Incident Response Pattern

Effective incident response minimises Mean Time to Restore (MTTR) — the time from when a production incident starts until normal service is restored. DORA identifies MTTR as one of the four key metrics of software delivery performance. Elite teams restore service in less than one hour.

Incident Severity Levels

Severity	Definition	Response Time	Examples
P1 (Critical)	Complete service outage, data loss	Immediate	Cluster down, database corruption
P2 (High)	Major feature unavailable	15 minutes	Login broken, payments failing
P3 (Medium)	Degraded performance	1 hour	Slow responses, partial outage
P4 (Low)	Minor issue	Next business day	UI glitch, non-critical error

Response Process

1. Detect

Grafana alerts fire when SLO thresholds are breached. The alert routes to the on-call engineer via Alertmanager → PagerDuty → Mattermost.

2. Declare

The on-call engineer declares an incident in the #incidents Mattermost channel with severity, impact scope, and initial hypothesis.

3. Diagnose

Use the runbook linked in the alert annotation.

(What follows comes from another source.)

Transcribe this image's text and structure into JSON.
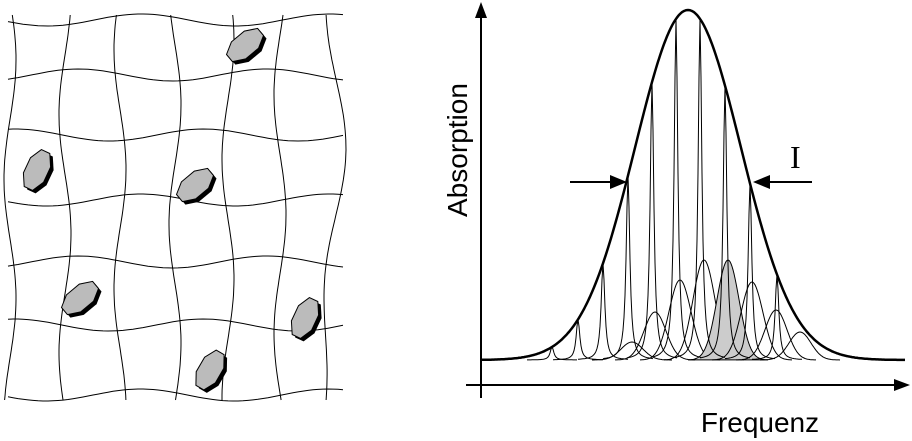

Check: - Grafana dashboards — error rate, latency, saturation - Loki logs — filter to the affected service and time window - Tempo traces — identify which service call is failing

4. Mitigate

Prioritise restoring service over finding root cause: - Rollback recent deployment (argocd app rollback <app>) - Scale up replicas to absorb load - Enable a feature flag to disable the failing feature

5. Resolve and Learn

After service is restored, write a blameless post-mortem within 48 hours. Document: - Timeline of events - Root cause - Contributing factors - Action items with owners and due dates

Post-mortems are stored in docs/runbooks/post-mortems/ and shared with the team.

Runbooks

Every P1/P2 alert must link to a runbook in docs/runbooks/. Runbooks are tested quarterly — an untested runbook is unreliable under pressure.